Monday, May 15, 2023

What are the risks with the use of AI at work?


AI is shiny. AI is new. AI is sexy. And AI is problematic and not entirely understood. It is for those last reasons that, according to HR Brew, corporate America is either restricting employees' use of generative AI tools such as ChatGPT or banning them outright.

I don't have the answer for which of allowing, limiting, or banning generative AI is the correct answer for your business. You should, however, consider these three risks in evaluating whether, when, and how your employees use generative AI at work.

1.) Confidentiality and Privacy. Employees could share trade secrets or other confidential information through conversations with generative AI. While terms of service make it clear that AI services don't retain user-supplied information, they do learn from it. Thus, the possibility exists that the AI will inadvertently misappropriate trade secrets, et al., and re-supply to others in a future conversation. Thus, employees should be cautioned not to supply and trade secrets or confidential information through AI chats.

2.) Accuracy. When I asked ChatGPT, "Tell about employment lawyer Jon Hyman," it told me that I am the founder of the Hyman Law Firm (wrong), and that I attended Ohio State for law school (also wrong). It did get a lot of things correct, but I could easily answer those two simple questions with a quick Google search. I've even seen ChatGPT and other generative AIs create sources and facts out of thin air. Your employees need to understand that generative AI can be acceptable starting point for research, but it can never be the end point. Every answer it provides, every kernel of information it offers, must be vetted and cross-checked for accuracy. It will get more correct than it gets wrong, but it's the wrong ones that will kill you.
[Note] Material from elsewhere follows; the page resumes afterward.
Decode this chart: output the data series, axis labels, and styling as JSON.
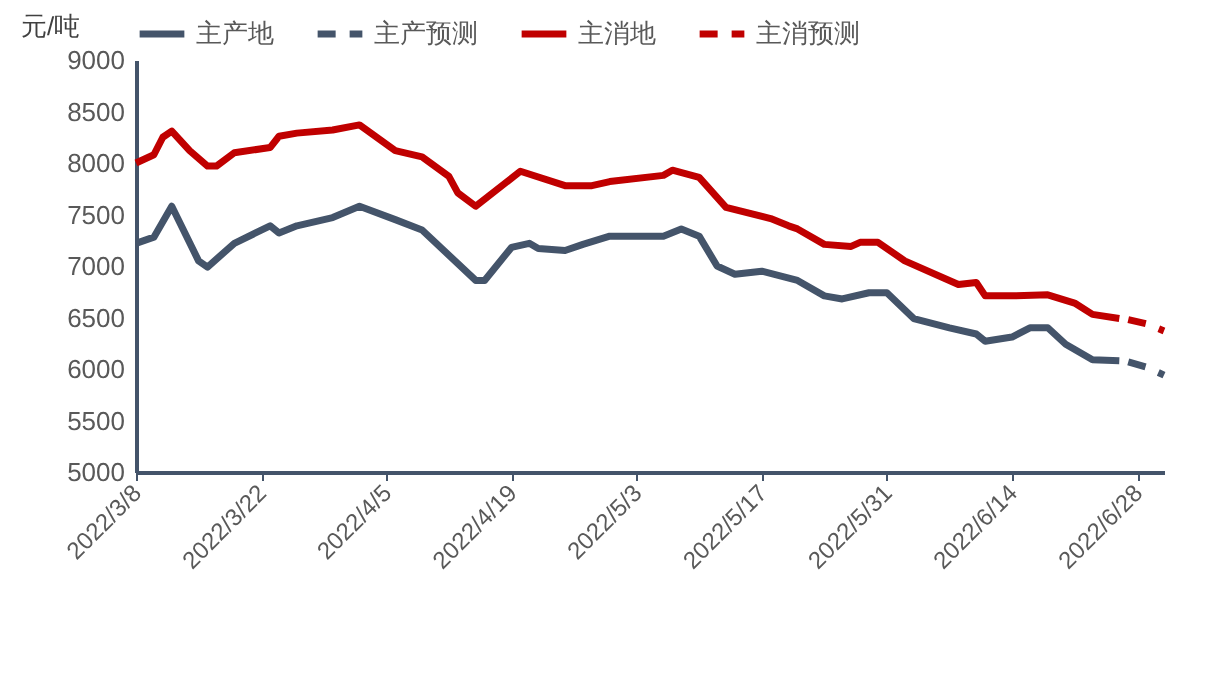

3.) Discrimination. If generative AI relies on biased information, it could supply biased answers to chat prompts. Garbage in, garbage out. The law considers disparate impact protected class discrimination (unintentional discrimination based on something that tends of favor one class over another) just as illegal as disparate treatment discrimination (intentional discrimination). Thus, employees and their employers must vet any information provided by generative AI for inherent and other biases before relying upon them to make an employment decision.
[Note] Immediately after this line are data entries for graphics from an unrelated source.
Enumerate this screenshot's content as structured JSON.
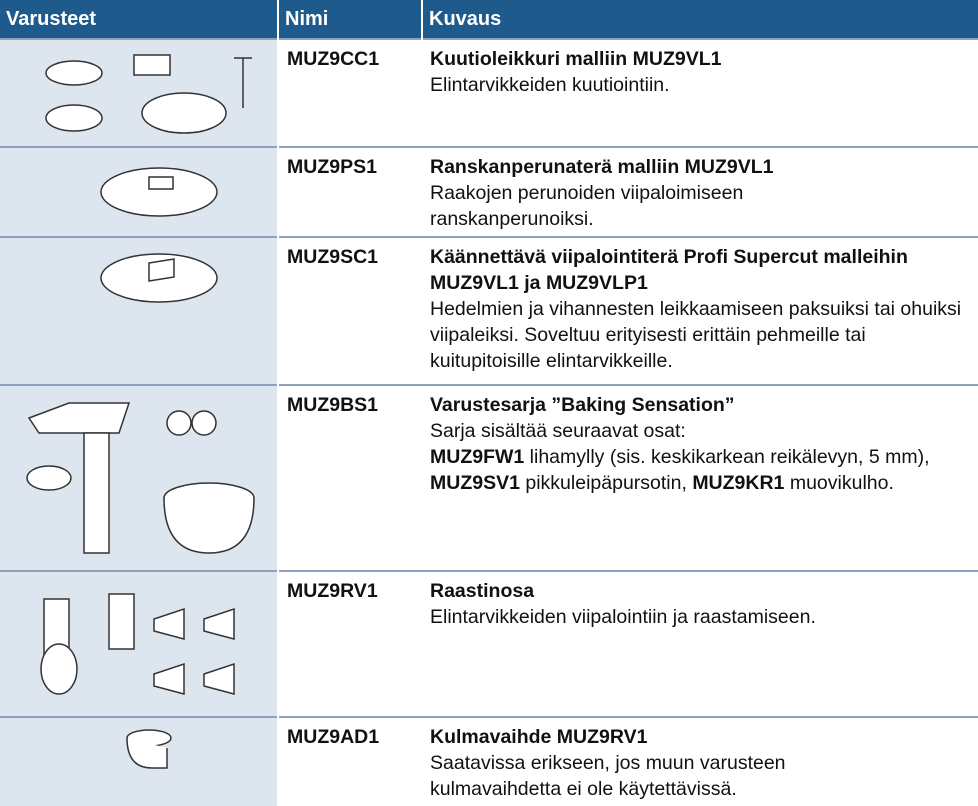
{
  "table": {
    "headers": [
      "Varusteet",
      "Nimi",
      "Kuvaus"
    ],
    "rows": [
      {
        "code": "MUZ9CC1",
        "title": "Kuutioleikkuri malliin MUZ9VL1",
        "lines": [
          "Elintarvikkeiden kuutiointiin."
        ]
      },
      {
        "code": "MUZ9PS1",
        "title": "Ranskanperunaterä malliin MUZ9VL1",
        "lines": [
          "Raakojen perunoiden viipaloimiseen",
          "ranskanperunoiksi."
        ]
      },
      {
        "code": "MUZ9SC1",
        "title": "Käännettävä viipalointiterä Profi Supercut malleihin MUZ9VL1 ja MUZ9VLP1",
        "lines": [
          "Hedelmien ja vihannesten leikkaamiseen paksuiksi tai ohuiksi viipaleiksi. Soveltuu erityisesti erittäin pehmeille tai kuitupitoisille elintarvikkeille."
        ]
      },
      {
        "code": "MUZ9BS1",
        "title": "Varustesarja ”Baking Sensation”",
        "lines": [
          "Sarja sisältää seuraavat osat:"
        ],
        "items": [
          {
            "code": "MUZ9FW1",
            "text": "lihamylly (sis. keskikarkean reikälevyn, 5 mm),"
          },
          {
            "code": "MUZ9SV1",
            "text": "pikkuleipäpursotin,"
          },
          {
            "code": "MUZ9KR1",
            "text": "muovikulho."
          }
        ]
      },
      {
        "code": "MUZ9RV1",
        "title": "Raastinosa",
        "lines": [
          "Elintarvikkeiden viipalointiin ja raastamiseen."
        ]
      },
      {
        "code": "MUZ9AD1",
        "title": "Kulmavaihde MUZ9RV1",
        "lines": [
          "Saatavissa erikseen, jos muun varusteen",
          "kulmavaihdetta ei ole käytettävissä."
        ]
      }
    ]
  }
}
Generative AI isn't going anywhere. Today's versions are very much alpha releases. Each subsequent release gets better and better. You can only hold off addressing its impact on your business for so long. Why not address it today and update your policies and internal guidelines as the AI becomes advanced. After all, if your employees are using AI to help them perform their jobs shouldn't you be providing guidelines for its use and guardrails around its misuse?